Methods: A total of 597 morbidly obese patients underwent one of the three bariatric surgical procedures at Harper University Hospital, Detroit, Michigan from 2008 to 2011. Of the three procedures, 203 (34%) patients had laparoscopic sleeve gastrectomy, 264 (44.2%) patients had laparoscopic gastric bypass, and 130 (21.8%) had laparoscopic adjustable gastric banding. The prevalence of diabetes prior to surgery was 20.7, 17.4, and 24%, respectively. There was no statistical difference in the prevalence of diabetes among the three surgical groups.

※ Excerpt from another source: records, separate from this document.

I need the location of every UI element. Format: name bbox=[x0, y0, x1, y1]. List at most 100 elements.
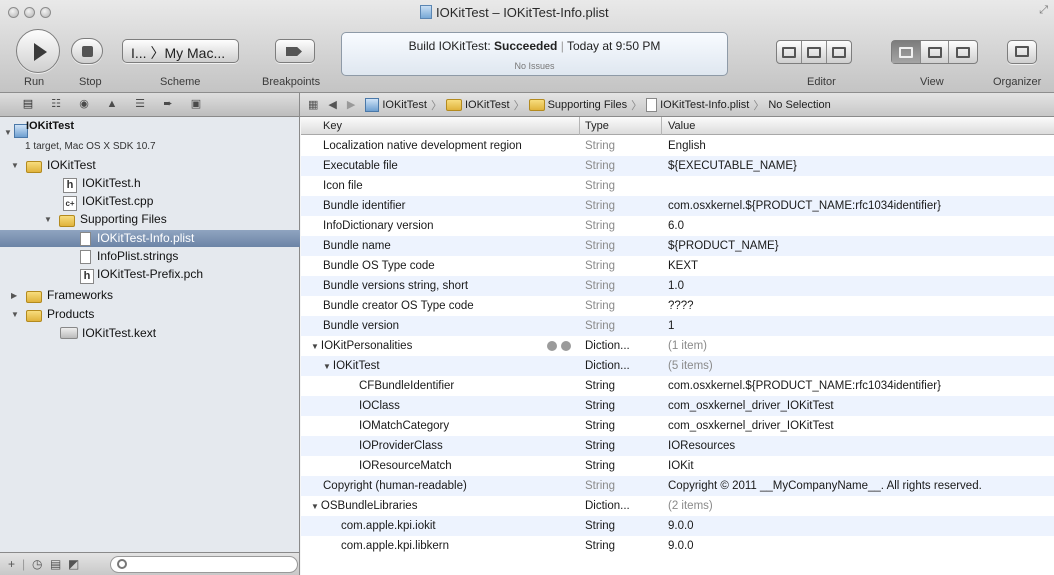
plist-value[interactable]: ${PRODUCT_NAME} bbox=[668, 236, 779, 256]
add-icon[interactable]: + bbox=[8, 557, 15, 571]
minimize-window-button[interactable] bbox=[24, 7, 35, 18]
plist-value[interactable]: Copyright © 2011 __MyCompanyName__. All … bbox=[668, 476, 982, 496]
plist-key[interactable]: ▼ OSBundleLibraries bbox=[311, 496, 417, 517]
plist-type[interactable]: String bbox=[585, 176, 615, 196]
project-navigator-icon[interactable]: ▤ bbox=[22, 99, 34, 110]
zoom-window-button[interactable] bbox=[40, 7, 51, 18]
disclosure-open-icon[interactable]: ▼ bbox=[11, 157, 19, 174]
plist-type[interactable]: String bbox=[585, 536, 615, 556]
plist-key[interactable]: IOClass bbox=[359, 396, 400, 416]
tree-item-group[interactable]: ▼ Supporting Files bbox=[0, 211, 300, 228]
plist-type[interactable]: String bbox=[585, 156, 615, 176]
plist-type[interactable]: String bbox=[585, 236, 615, 256]
plist-type[interactable]: String bbox=[585, 256, 615, 276]
disclosure-open-icon[interactable]: ▼ bbox=[323, 362, 331, 371]
version-editor-button[interactable] bbox=[827, 41, 851, 63]
plist-type[interactable]: Diction... bbox=[585, 496, 630, 516]
jump-item-selection[interactable]: No Selection bbox=[768, 99, 830, 111]
plist-row[interactable]: Bundle version String 1 bbox=[301, 316, 1054, 336]
plist-value[interactable]: ${EXECUTABLE_NAME} bbox=[668, 156, 797, 176]
plist-row[interactable]: ▼ IOKitTest Diction... (5 items) bbox=[301, 356, 1054, 376]
plist-key[interactable]: Bundle identifier bbox=[323, 196, 405, 216]
organizer-button[interactable] bbox=[1007, 40, 1037, 64]
plist-type[interactable]: String bbox=[585, 296, 615, 316]
plist-value[interactable]: IOKit bbox=[668, 456, 694, 476]
plist-value[interactable]: 6.0 bbox=[668, 216, 684, 236]
run-button[interactable] bbox=[16, 29, 60, 73]
plist-key[interactable]: Bundle creator OS Type code bbox=[323, 296, 474, 316]
jump-item-file[interactable]: IOKitTest-Info.plist bbox=[646, 97, 749, 112]
plist-type[interactable]: String bbox=[585, 276, 615, 296]
navigator-toggle-button[interactable] bbox=[892, 41, 921, 63]
plist-key[interactable]: CFBundleIdentifier bbox=[359, 376, 454, 396]
related-files-icon[interactable]: ▦ bbox=[308, 98, 318, 111]
column-header-key[interactable]: Key bbox=[323, 120, 342, 132]
plist-row[interactable]: IOMatchCategory String com_osxkernel_drive… bbox=[301, 416, 1054, 436]
plist-type[interactable]: Diction... bbox=[585, 356, 630, 376]
plist-key[interactable]: ▼ IOKitPersonalities bbox=[311, 336, 412, 357]
plist-value[interactable]: com_osxkernel_driver_IOKitTest bbox=[668, 416, 834, 436]
disclosure-open-icon[interactable]: ▼ bbox=[11, 306, 19, 323]
plist-value[interactable]: 9.0.0 bbox=[668, 516, 694, 536]
plist-row[interactable]: Bundle name String ${PRODUCT_NAME} bbox=[301, 236, 1054, 256]
plist-key[interactable]: Bundle versions string, short bbox=[323, 276, 468, 296]
plist-value[interactable]: 1.0 bbox=[668, 276, 684, 296]
plist-key[interactable]: Bundle version bbox=[323, 316, 399, 336]
plist-key[interactable]: ▼ IOKitTest bbox=[323, 356, 380, 377]
plist-value[interactable]: (2 items) bbox=[668, 496, 713, 516]
symbol-navigator-icon[interactable]: ☷ bbox=[50, 99, 62, 110]
plist-type[interactable]: String bbox=[585, 436, 615, 456]
tree-item-group[interactable]: ▶ Frameworks bbox=[0, 287, 300, 304]
close-window-button[interactable] bbox=[8, 7, 19, 18]
plist-value[interactable]: IOResources bbox=[668, 436, 735, 456]
plist-row[interactable]: IOResourceMatch String IOKit bbox=[301, 456, 1054, 476]
disclosure-closed-icon[interactable]: ▶ bbox=[11, 287, 17, 304]
plist-row[interactable]: IOProviderClass String IOResources bbox=[301, 436, 1054, 456]
fullscreen-icon[interactable]: ⤢ bbox=[1039, 4, 1048, 17]
plist-value[interactable]: 1 bbox=[668, 316, 674, 336]
plist-row[interactable]: com.apple.kpi.iokit String 9.0.0 bbox=[301, 516, 1054, 536]
plist-value[interactable]: (1 item) bbox=[668, 336, 707, 356]
back-arrow-icon[interactable]: ◀ bbox=[328, 98, 336, 111]
disclosure-open-icon[interactable]: ▼ bbox=[311, 502, 319, 511]
breakpoint-navigator-icon[interactable]: ➨ bbox=[162, 99, 174, 110]
plist-row[interactable]: Copyright (human-readable) String Copyrigh… bbox=[301, 476, 1054, 496]
forward-arrow-icon[interactable]: ▶ bbox=[347, 98, 355, 111]
plist-row[interactable]: Executable file String ${EXECUTABLE_NAME} bbox=[301, 156, 1054, 176]
plist-value[interactable]: com_osxkernel_driver_IOKitTest bbox=[668, 396, 834, 416]
plist-key[interactable]: Copyright (human-readable) bbox=[323, 476, 467, 496]
breakpoints-button[interactable] bbox=[275, 39, 315, 63]
plist-value[interactable]: 9.0.0 bbox=[668, 536, 694, 556]
plist-value[interactable]: (5 items) bbox=[668, 356, 713, 376]
plist-value[interactable]: KEXT bbox=[668, 256, 698, 276]
tree-item-file[interactable]: h IOKitTest-Prefix.pch bbox=[0, 266, 300, 284]
column-header-value[interactable]: Value bbox=[668, 120, 695, 132]
plist-row[interactable]: Bundle versions string, short String 1.0 bbox=[301, 276, 1054, 296]
plist-value[interactable]: com.osxkernel.${PRODUCT_NAME:rfc1034iden… bbox=[668, 196, 941, 216]
plist-row[interactable]: Bundle creator OS Type code String???? bbox=[301, 296, 1054, 316]
unsaved-files-icon[interactable]: ◩ bbox=[68, 557, 79, 571]
disclosure-open-icon[interactable]: ▼ bbox=[4, 124, 12, 141]
plist-key[interactable]: Executable file bbox=[323, 156, 398, 176]
tree-item-project[interactable]: ▼ IOKitTest 1 target, Mac OS X SDK 10.7 bbox=[0, 120, 300, 152]
scheme-popup[interactable]: I... 〉My Mac... bbox=[122, 39, 239, 63]
plist-key[interactable]: com.apple.kpi.iokit bbox=[341, 516, 436, 536]
jump-item-project[interactable]: IOKitTest bbox=[365, 97, 427, 112]
remove-item-icon[interactable] bbox=[561, 341, 571, 351]
plist-type[interactable]: String bbox=[585, 316, 615, 336]
plist-row[interactable]: ▼ OSBundleLibraries Diction... (2 items) bbox=[301, 496, 1054, 516]
plist-row[interactable]: InfoDictionary version String 6.0 bbox=[301, 216, 1054, 236]
plist-row[interactable]: Bundle identifier String com.osxkernel.${P… bbox=[301, 196, 1054, 216]
jump-item-supporting-files[interactable]: Supporting Files bbox=[528, 98, 627, 111]
editor-segmented-control[interactable] bbox=[776, 40, 852, 64]
issue-navigator-icon[interactable]: ▲ bbox=[106, 99, 118, 110]
debug-area-toggle-button[interactable] bbox=[921, 41, 950, 63]
add-item-icon[interactable] bbox=[547, 341, 557, 351]
disclosure-open-icon[interactable]: ▼ bbox=[44, 211, 52, 228]
log-navigator-icon[interactable]: ▣ bbox=[190, 99, 202, 110]
plist-key[interactable]: Localization native development region bbox=[323, 136, 522, 156]
plist-row[interactable]: IOClass String com_osxkernel_driver_IOKitT… bbox=[301, 396, 1054, 416]
plist-row[interactable]: Icon file String bbox=[301, 176, 1054, 196]
plist-row[interactable]: ▼ IOKitPersonalities Diction... (1 item) bbox=[301, 336, 1054, 356]
view-segmented-control[interactable] bbox=[891, 40, 978, 64]
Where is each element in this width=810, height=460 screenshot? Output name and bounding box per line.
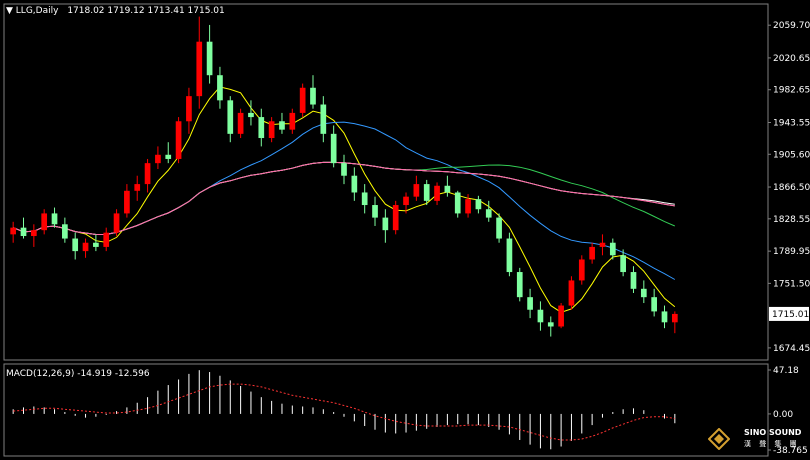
macd-tick-label: 0.00	[773, 410, 793, 420]
dropdown-arrow-icon[interactable]: ▼	[6, 6, 13, 16]
candle-body	[175, 121, 182, 159]
candle-body	[578, 259, 585, 281]
candle-body	[671, 313, 678, 323]
candle-body	[258, 117, 265, 139]
price-tick-label: 1828.55	[773, 215, 810, 225]
candle-body	[392, 205, 399, 231]
chart-frame	[0, 0, 810, 460]
candle-body	[372, 205, 378, 218]
price-tick-label: 1866.50	[773, 183, 810, 193]
candle-body	[475, 199, 482, 210]
candle-body	[103, 232, 110, 247]
candle-body	[217, 75, 223, 101]
candle-body	[51, 213, 58, 225]
candle-body	[527, 297, 533, 310]
price-tick-label: 1751.50	[773, 279, 810, 289]
candle-body	[165, 154, 172, 159]
price-tick-label: 1982.65	[773, 86, 810, 96]
candle-body	[496, 217, 502, 239]
price-tick-label: 1674.45	[773, 344, 810, 354]
candle-body	[444, 185, 451, 193]
candle-body	[516, 272, 523, 298]
candle-body	[134, 184, 141, 191]
candle-body	[310, 87, 316, 105]
candle-body	[330, 133, 337, 164]
candle-body	[10, 227, 17, 235]
last-price-label: 1715.01	[772, 310, 809, 320]
candle-body	[434, 185, 440, 201]
candle-body	[113, 213, 120, 233]
candle-body	[609, 242, 616, 256]
candle-body	[465, 199, 471, 214]
candle-body	[361, 192, 368, 206]
candle-body	[248, 112, 254, 118]
price-chart[interactable]: 2059.70 2020.65 1982.65 1943.55 1905.60 1866.…	[0, 0, 810, 460]
candle-body	[206, 41, 213, 76]
candle-body	[506, 238, 513, 273]
candle-body	[351, 175, 358, 193]
symbol-label: LLG,Daily	[15, 6, 59, 16]
candle-body	[82, 242, 89, 252]
candle-body	[155, 154, 161, 164]
candle-body	[124, 190, 130, 214]
candle-body	[558, 305, 564, 327]
candle-body	[485, 209, 492, 218]
candle-body	[651, 297, 657, 312]
candle-body	[196, 41, 203, 97]
candle-body	[289, 112, 296, 130]
candle-body	[403, 196, 409, 206]
candle-body	[661, 311, 668, 323]
candle-body	[20, 227, 27, 237]
candle-body	[454, 192, 461, 214]
price-tick-label: 2020.65	[773, 54, 810, 64]
logo-subtitle: 漢 聲 集 團	[744, 440, 800, 448]
candle-body	[382, 217, 389, 231]
candle-body	[31, 230, 37, 237]
candle-body	[537, 309, 544, 323]
ohlc-values: 1718.02 1719.12 1713.41 1715.01	[67, 6, 225, 16]
candle-body	[144, 163, 151, 185]
price-tick-label: 1943.55	[773, 118, 810, 128]
candle-body	[72, 238, 79, 252]
price-tick-label: 2059.70	[773, 21, 810, 31]
macd-label: MACD(12,26,9) -14.919 -12.596	[6, 369, 150, 379]
candle-body	[320, 104, 327, 134]
candle-body	[620, 255, 626, 273]
candle-body	[62, 224, 68, 239]
candle-body	[237, 112, 244, 134]
candle-body	[413, 184, 420, 197]
candle-body	[568, 280, 575, 306]
candle-body	[93, 242, 99, 247]
sino-sound-logo-icon	[708, 428, 730, 450]
macd-tick-label: 47.18	[773, 366, 799, 376]
candle-body	[547, 322, 554, 327]
candle-body	[341, 163, 347, 176]
candle-body	[423, 184, 430, 201]
candle-body	[589, 246, 595, 260]
candle-body	[630, 272, 637, 289]
candle-body	[599, 242, 606, 247]
candle-body	[640, 288, 647, 298]
candle-body	[227, 100, 234, 134]
candle-body	[268, 121, 275, 139]
candle-body	[299, 87, 306, 113]
price-tick-label: 1905.60	[773, 150, 810, 160]
candle-body	[186, 96, 192, 122]
candle-body	[41, 213, 48, 231]
candle-body	[279, 121, 285, 130]
symbol-header: ▼ LLG,Daily 1718.02 1719.12 1713.41 1715…	[6, 6, 225, 16]
logo-name: SINO SOUND	[744, 428, 802, 437]
background	[0, 0, 810, 460]
price-tick-label: 1789.95	[773, 247, 810, 257]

Results: Of the 119 patients with diabetes, 46 (38.7%) were males and 73 (61.3%) were females. The majority of patients were African-Americans (65%). The average age of patients was 42.2 ± 8.3 years for sleeve gastrectomy, 44.8 ± 7.9 years for gastric banding, and 41.5 ± 7.7 years for gastric bypass surgery. Of all the study patients with a preoperative diagnosis of type 2 diabetes, 86 patients (72.3%) had resolution of diabetes 1 year after surgery. The resolution of diabetes was reported in 89.1, 66.7, and 54.8% of patients who underwent laparoscopic gastric bypass, sleeve gastrectomy, and gastric banding, respectively.
Conclusions: This study, which was conducted among predominantly African-Americans, showed consistent results with other studies. Patients who underwent laparoscopic gastric bypass appeared to benefit the most in terms of achieving better remission of diabetes.